Beni tanıyanlar bilirler, yemek yemesini çok severim. Güzel donatılmış sofralarda dostlarla veya aileden kişilerle yemek yemenin biz insanlara verilmiş en güzel hediyelerden bir tanesi olduğuna inanırım.

Yıllarca akşam yemeklerine çok önem verdim ve çok özendim. Kahvaltılar da yine atlamadığım, keyif alarak zaman geçirdiğim öğünlerden bir tanesi olmuştur. Öğle yemelerim ise hiçbir zaman gereken önemi hissetmediler. Genelde hep yemiş olmak için yedim. Atladığım çok az olmuştur ama çok özene bözene ortam yarattığım bir öğün de hiç olmamıştır.
Hayat kendi içinde bir denge her zaman bir şekilde yaratıyor. Yıllardır, hadi en azından çok az önem verdiğim diyelim, öğle yemekleri bugün benim üzerine titrediğim öğünlerin hem de en başında gelmekte. Öğle saatleri ve özellikle öğle yemekleri benim için son 3 senedir çok ama çok önemli.

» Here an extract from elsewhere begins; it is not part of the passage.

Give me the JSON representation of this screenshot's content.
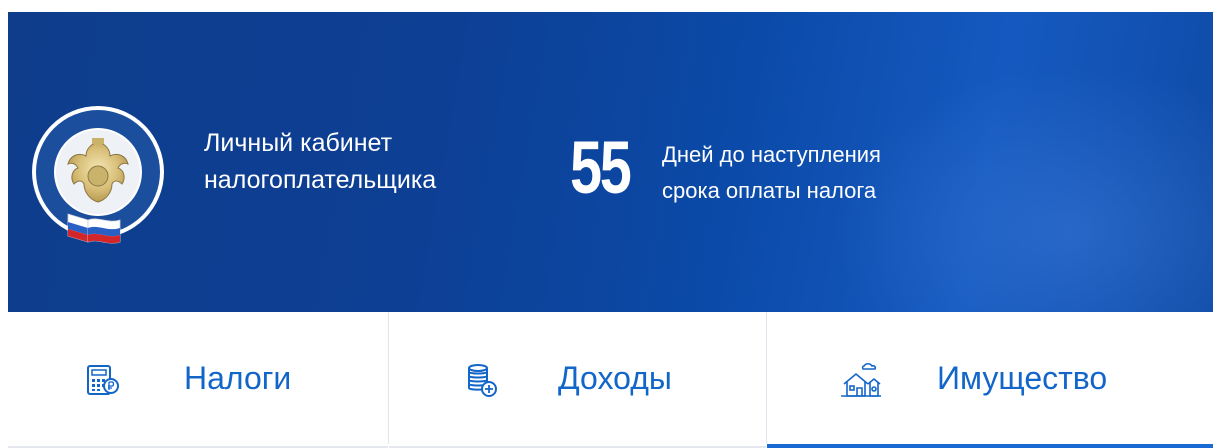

Daha saat 11’den itibaren nereye gideceğimi ve ne tüketeceğimi düşünmeye başlıyorum. Çoğu kere o saatlerde acıkmış bile olmuyorum ama yine de  öncesinde oturup ne yapacağımı düşünüyor, bu keyifli 1,5 saati adeta dakika dakika planlıyorum. Evet doğru okudunuz J Firma çalışanları olarak çok şanlıyız; tam 1,5 saatlik bir öğle arasına sahibiz. Bu konuda ki duyarlılığı için patronumuza en azından içimden şükranlarımı sunmak isterim.
Öğle yemekleri benim için çok önemlidir çünkü tuvalette geçirdiğim saatleri saymazsak (ki evde kaç kere apar topar çıkmak zorunda kalmışımdır)ancak bu 1,5 saatlik sürede yalnızca kendimle başbaşa kalabiliyorum. Bu uğurda şirkette anti-sosyal görünmeyi bile göze alabiliyorum.

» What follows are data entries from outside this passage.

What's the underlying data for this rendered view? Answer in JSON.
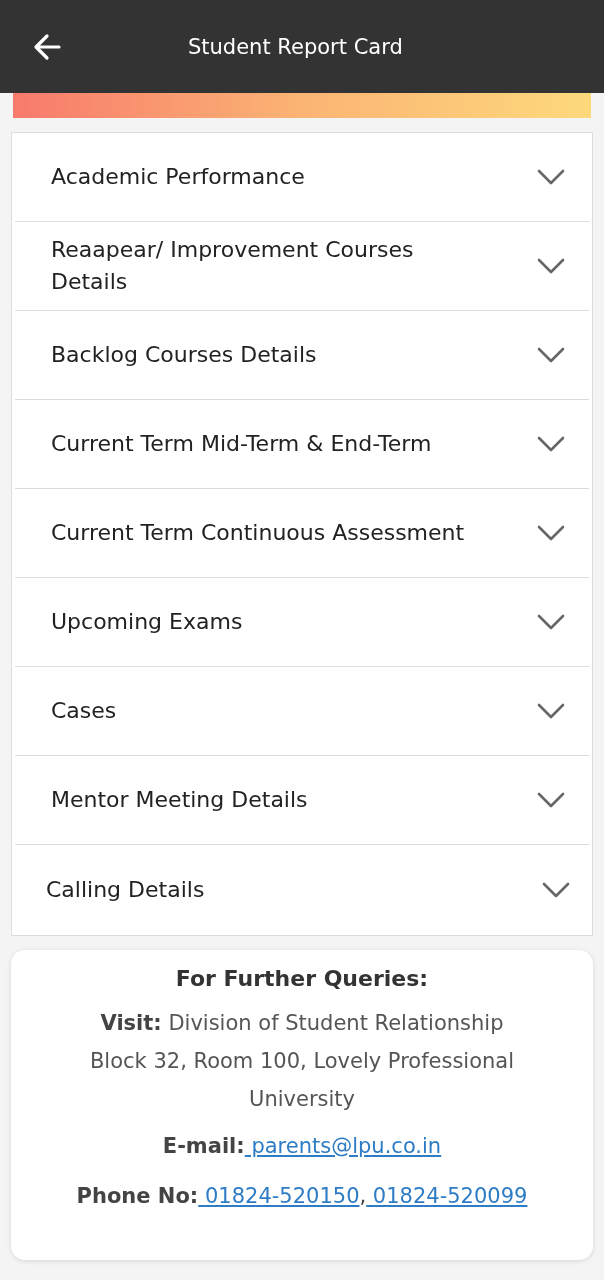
{
  "header": {
    "title": "Student Report Card"
  },
  "sections": [
    {
      "title": "Academic Performance",
      "expanded": false
    },
    {
      "title": "Reaapear/ Improvement Courses Details",
      "expanded": false
    },
    {
      "title": "Backlog Courses Details",
      "expanded": false
    },
    {
      "title": "Current Term Mid-Term & End-Term",
      "expanded": false
    },
    {
      "title": "Current Term Continuous Assessment",
      "expanded": false
    },
    {
      "title": "Upcoming Exams",
      "expanded": false
    },
    {
      "title": "Cases",
      "expanded": false
    },
    {
      "title": "Mentor Meeting Details",
      "expanded": false
    },
    {
      "title": "Calling Details",
      "expanded": false
    }
  ],
  "queries": {
    "heading": "For Further Queries:",
    "visit": "**Visit:** Division of Student Relationship Block 32, Room 100, Lovely Professional University",
    "email": {
      "label": "E-mail:",
      "link": "parents@lpu.co.in"
    },
    "phone": {
      "label": "Phone No:",
      "links": [
        "01824-520150",
        "01824-520099"
      ],
      "separator": ","
    }
  }
}
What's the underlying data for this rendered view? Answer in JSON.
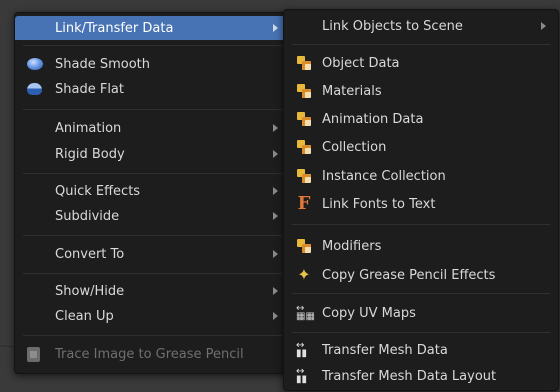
{
  "left_menu": {
    "items": [
      {
        "label": "Link/Transfer Data",
        "has_submenu": true,
        "highlighted": true
      },
      {
        "label": "Shade Smooth",
        "icon": "shade-smooth-icon"
      },
      {
        "label": "Shade Flat",
        "icon": "shade-flat-icon"
      },
      {
        "label": "Animation",
        "has_submenu": true
      },
      {
        "label": "Rigid Body",
        "has_submenu": true
      },
      {
        "label": "Quick Effects",
        "has_submenu": true
      },
      {
        "label": "Subdivide",
        "has_submenu": true
      },
      {
        "label": "Convert To",
        "has_submenu": true
      },
      {
        "label": "Show/Hide",
        "has_submenu": true
      },
      {
        "label": "Clean Up",
        "has_submenu": true
      },
      {
        "label": "Trace Image to Grease Pencil",
        "icon": "image-icon",
        "disabled": true
      }
    ]
  },
  "right_menu": {
    "items": [
      {
        "label": "Link Objects to Scene",
        "has_submenu": true
      },
      {
        "label": "Object Data",
        "icon": "object-data-icon"
      },
      {
        "label": "Materials",
        "icon": "materials-icon"
      },
      {
        "label": "Animation Data",
        "icon": "animation-data-icon"
      },
      {
        "label": "Collection",
        "icon": "collection-icon"
      },
      {
        "label": "Instance Collection",
        "icon": "instance-collection-icon"
      },
      {
        "label": "Link Fonts to Text",
        "icon": "font-icon"
      },
      {
        "label": "Modifiers",
        "icon": "modifiers-icon"
      },
      {
        "label": "Copy Grease Pencil Effects",
        "icon": "sparkle-icon"
      },
      {
        "label": "Copy UV Maps",
        "icon": "uv-maps-icon"
      },
      {
        "label": "Transfer Mesh Data",
        "icon": "transfer-icon"
      },
      {
        "label": "Transfer Mesh Data Layout",
        "icon": "transfer-layout-icon"
      }
    ]
  },
  "colors": {
    "menu_bg": "#1d1d1d",
    "highlight": "#4772b3",
    "text": "#d9d9d9",
    "disabled_text": "#6f6f6f"
  }
}
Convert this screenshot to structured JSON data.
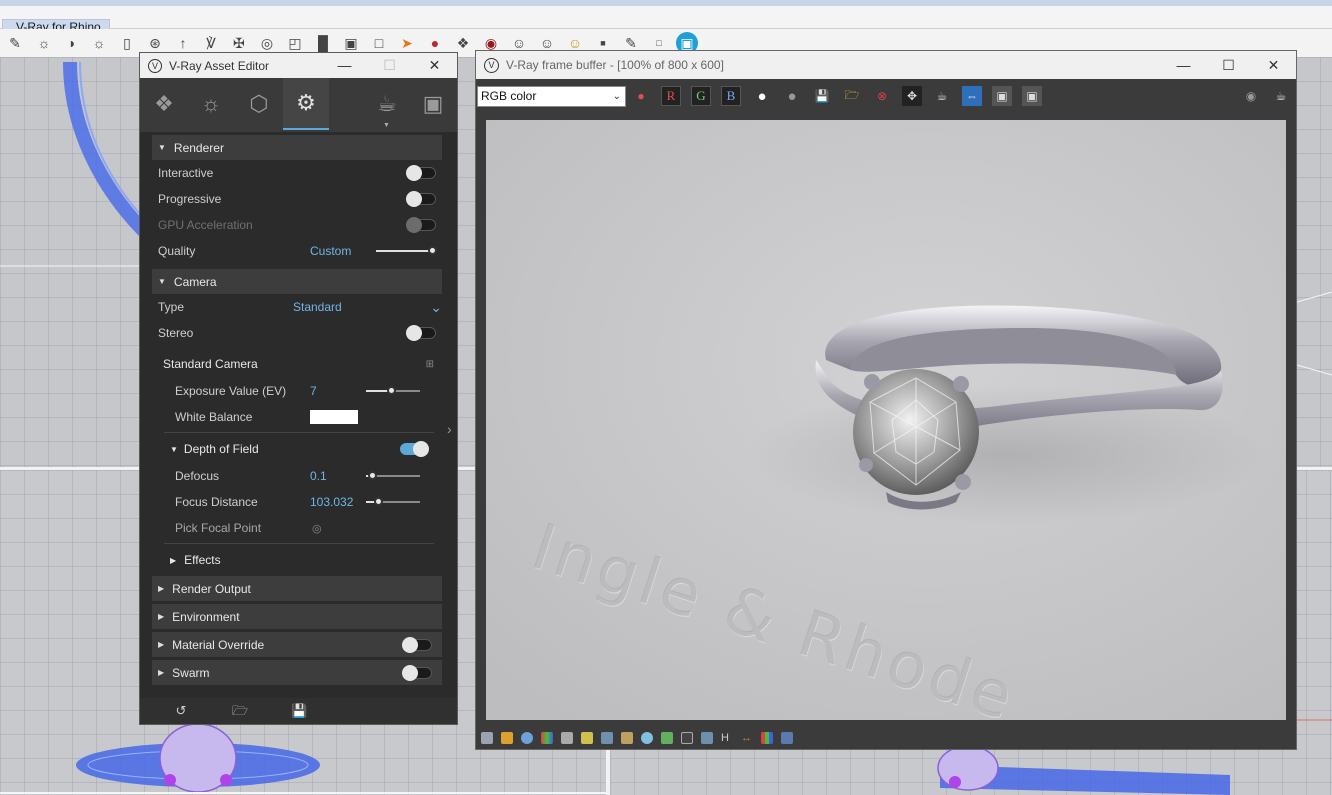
{
  "rhino": {
    "tab_label": "V-Ray for Rhino"
  },
  "asset_editor": {
    "title": "V-Ray Asset Editor",
    "tabs": [
      {
        "icon": "materials-icon"
      },
      {
        "icon": "lights-icon"
      },
      {
        "icon": "geometry-icon"
      },
      {
        "icon": "settings-icon",
        "active": true
      },
      {
        "icon": "render-teapot-icon"
      },
      {
        "icon": "frame-buffer-icon"
      }
    ],
    "renderer": {
      "header": "Renderer",
      "interactive_label": "Interactive",
      "interactive": false,
      "progressive_label": "Progressive",
      "progressive": false,
      "gpu_label": "GPU Acceleration",
      "gpu": false,
      "quality_label": "Quality",
      "quality_value": "Custom",
      "quality_level": 1.0
    },
    "camera": {
      "header": "Camera",
      "type_label": "Type",
      "type_value": "Standard",
      "stereo_label": "Stereo",
      "stereo": false,
      "standard_camera": {
        "header": "Standard Camera",
        "ev_label": "Exposure Value (EV)",
        "ev_value": "7",
        "wb_label": "White Balance",
        "wb_color": "#ffffff"
      },
      "dof": {
        "header": "Depth of Field",
        "enabled": true,
        "defocus_label": "Defocus",
        "defocus_value": "0.1",
        "focus_distance_label": "Focus Distance",
        "focus_distance_value": "103.032",
        "pick_focal_label": "Pick Focal Point"
      },
      "effects_header": "Effects"
    },
    "sections": {
      "render_output": "Render Output",
      "environment": "Environment",
      "material_override": "Material Override",
      "swarm": "Swarm"
    },
    "footer": [
      "undo-icon",
      "open-folder-icon",
      "save-icon"
    ]
  },
  "frame_buffer": {
    "title": "V-Ray frame buffer - [100% of 800 x 600]",
    "channel": "RGB color",
    "channel_buttons": [
      "R",
      "G",
      "B"
    ],
    "watermark": "Ingle & Rhode",
    "accent_color": "#5da7d9"
  }
}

Evdeki akşam yemekleri bizde büyük bir kargaşa içersinde geçer. Bir kere yemelerim ve içmelerim hatırı sayılır miktarlarda ve uzunluklarda kesilir. Mesela oğlum “tamam saklandım, odamdayım, beni bullllll” diye bağırır. Tabii ben hemen odasının yolunu tutarım. Bir kaç kere o, bir kaç kere ben saklandıktan sonra yeniden masadaki çıkışa en yakın yerime geri dönerim.

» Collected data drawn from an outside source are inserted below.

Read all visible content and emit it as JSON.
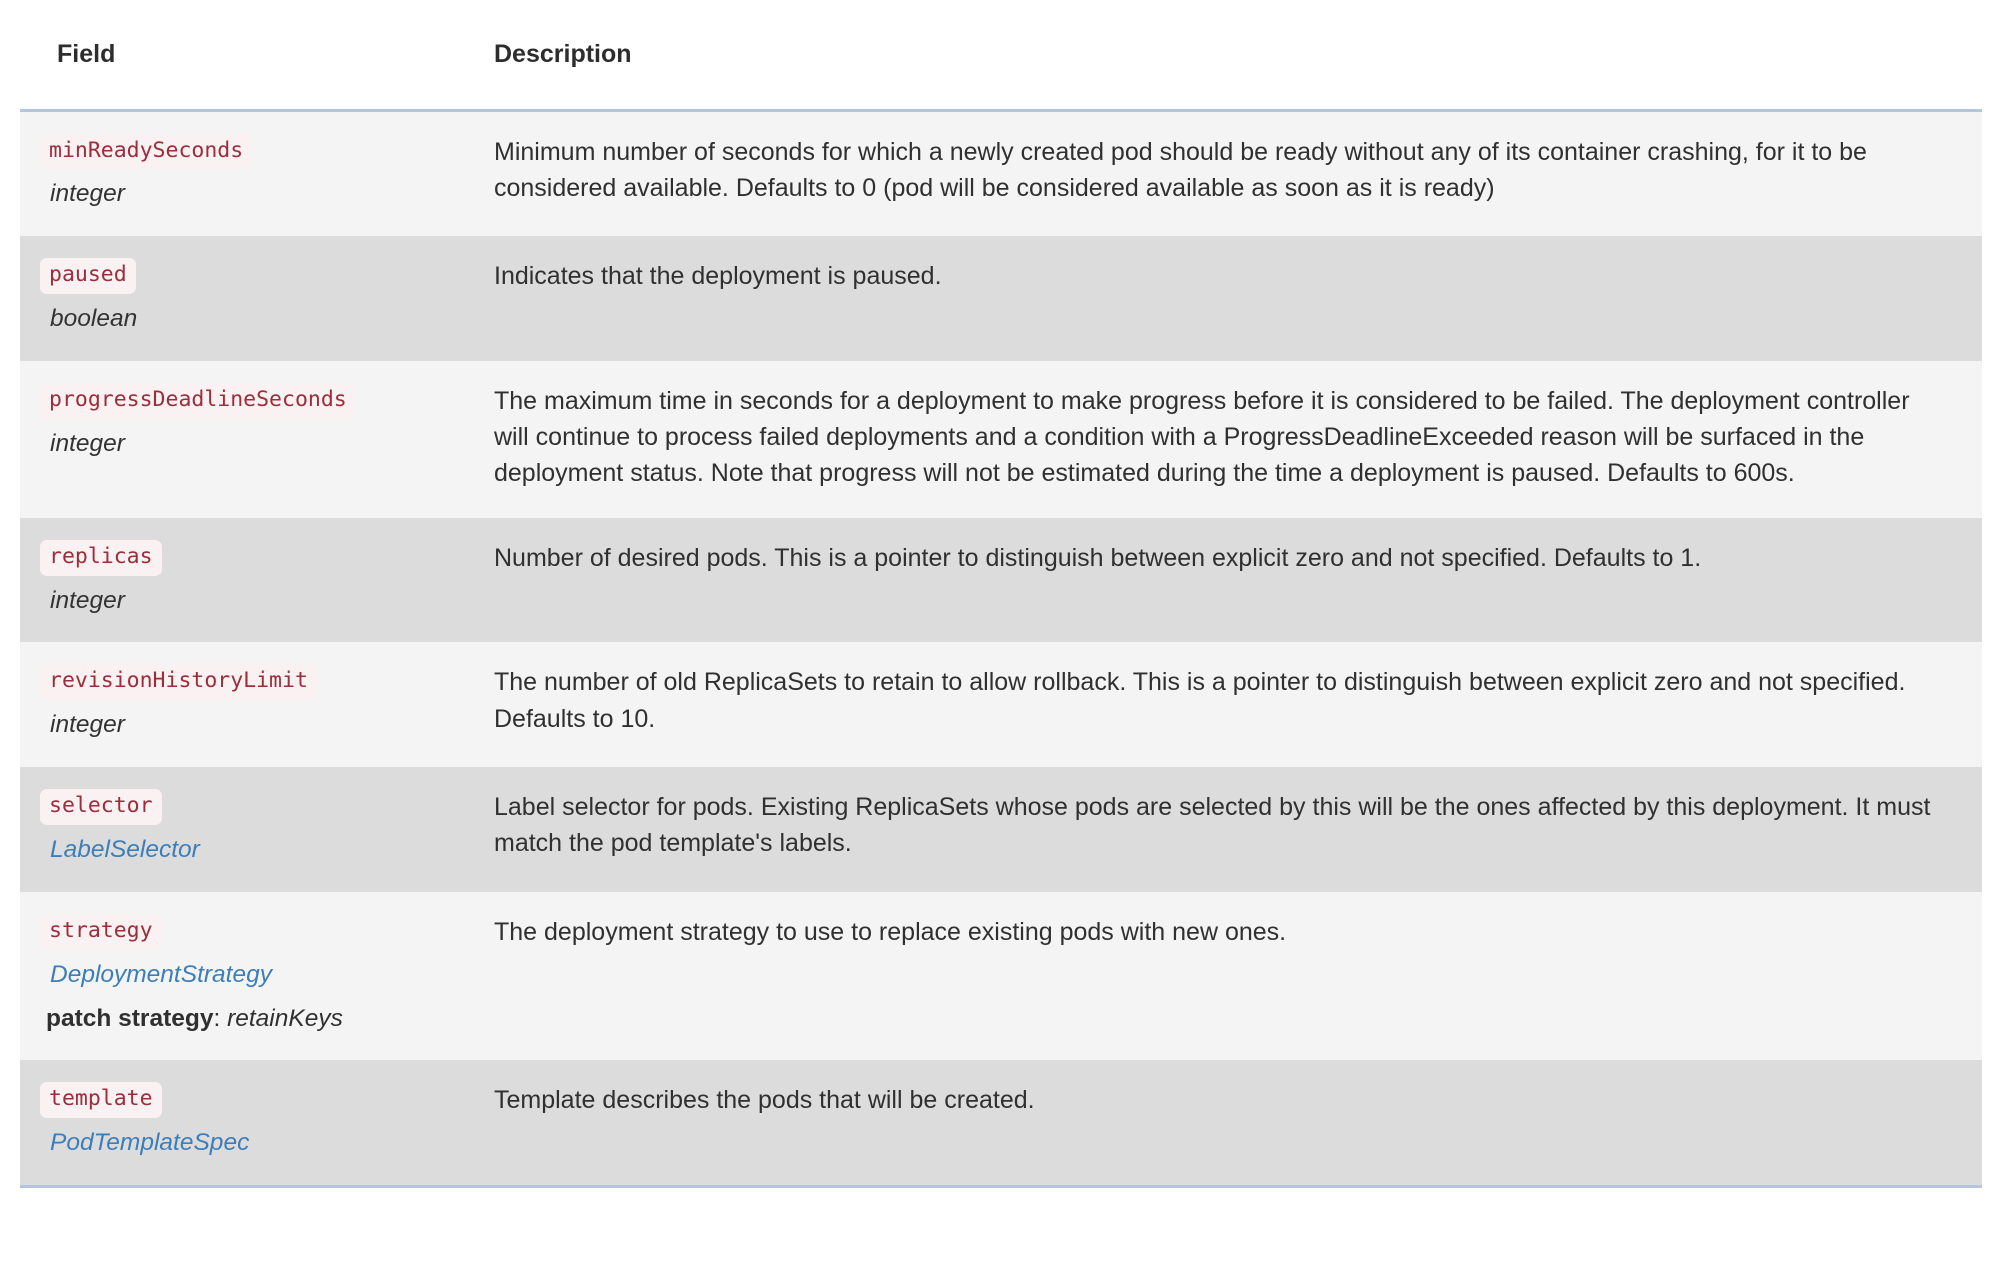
{
  "table": {
    "columns": [
      {
        "key": "field",
        "label": "Field"
      },
      {
        "key": "description",
        "label": "Description"
      }
    ],
    "accent_border_color": "#b3c6dd",
    "row_colors": {
      "light": "#f4f4f4",
      "dark": "#dcdcdc"
    },
    "code_colors": {
      "text": "#9c2d3b",
      "background": "#faf1f2"
    },
    "link_color": "#3d7eb8",
    "rows": [
      {
        "name": "minReadySeconds",
        "type": "integer",
        "type_is_link": false,
        "patch_label": null,
        "patch_value": null,
        "description": "Minimum number of seconds for which a newly created pod should be ready without any of its container crashing, for it to be considered available. Defaults to 0 (pod will be considered available as soon as it is ready)"
      },
      {
        "name": "paused",
        "type": "boolean",
        "type_is_link": false,
        "patch_label": null,
        "patch_value": null,
        "description": "Indicates that the deployment is paused."
      },
      {
        "name": "progressDeadlineSeconds",
        "type": "integer",
        "type_is_link": false,
        "patch_label": null,
        "patch_value": null,
        "description": "The maximum time in seconds for a deployment to make progress before it is considered to be failed. The deployment controller will continue to process failed deployments and a condition with a ProgressDeadlineExceeded reason will be surfaced in the deployment status. Note that progress will not be estimated during the time a deployment is paused. Defaults to 600s."
      },
      {
        "name": "replicas",
        "type": "integer",
        "type_is_link": false,
        "patch_label": null,
        "patch_value": null,
        "description": "Number of desired pods. This is a pointer to distinguish between explicit zero and not specified. Defaults to 1."
      },
      {
        "name": "revisionHistoryLimit",
        "type": "integer",
        "type_is_link": false,
        "patch_label": null,
        "patch_value": null,
        "description": "The number of old ReplicaSets to retain to allow rollback. This is a pointer to distinguish between explicit zero and not specified. Defaults to 10."
      },
      {
        "name": "selector",
        "type": "LabelSelector",
        "type_is_link": true,
        "patch_label": null,
        "patch_value": null,
        "description": "Label selector for pods. Existing ReplicaSets whose pods are selected by this will be the ones affected by this deployment. It must match the pod template's labels."
      },
      {
        "name": "strategy",
        "type": "DeploymentStrategy",
        "type_is_link": true,
        "patch_label": "patch strategy",
        "patch_value": "retainKeys",
        "description": "The deployment strategy to use to replace existing pods with new ones."
      },
      {
        "name": "template",
        "type": "PodTemplateSpec",
        "type_is_link": true,
        "patch_label": null,
        "patch_value": null,
        "description": "Template describes the pods that will be created."
      }
    ]
  }
}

Eşim de sevecenlikle başladığı ve hep kendi yaşadıklarını anlatan konuşmalarında kendisini dikkatle dinlememi ister. Onun hayatında benim hayatımın tersi olarak hep birşeyler olur. Bu birbirinden önemli konuları da tüm detayları ile anlatır. Çok şükür yorum beklemez, yalnızca konuşur. Ben de gözlerim ona bakarak, yemek yemeğe ve kendimle kalmaya devam ederim. Bazen sen nasılsın diye sorar ama önemli değildir. Ben daha cevap vermeden o başka yine kendisiyle alakalı bir konuya başlamıştır bile. Bu arada oğlum eşimi dinler gibi yaparak dinlemekte olduğum müziği beğenmez ve kendisinin artık ezberlediğimiz, tüm sözlerini içselleştirdiğimiz (hani bestecisi ya da söz yazarı olsak bu kadar biliyor olabileceğimiz)şarkılarını dinlemek istediğini söyler. Hadi gücününüz yetiyorsa kendinizi iyi hissettiğiniz, stresinizi yok eden, günün yorgunluğunu üzerinizden alan, sevdiğiniz parçaları dinlemeye devam edin de göreyim sizi. İllaki masadan yeniden kalkılır ve istediği gerçekleştirilir. Hep beraber o muhteşem şarkılar dinlenir, hatta zaman zaman coşkunuzu kontrol edemeyip kalkıp dans etmeye bile başlarsınız. Eşim bu dansların sebebini şaraplara bağlasa da ben biliyorum nedeni yalnızca ve yalnıza bu muazzam derinlikli şarkıların ben de yarattığı içsel çoşkudur.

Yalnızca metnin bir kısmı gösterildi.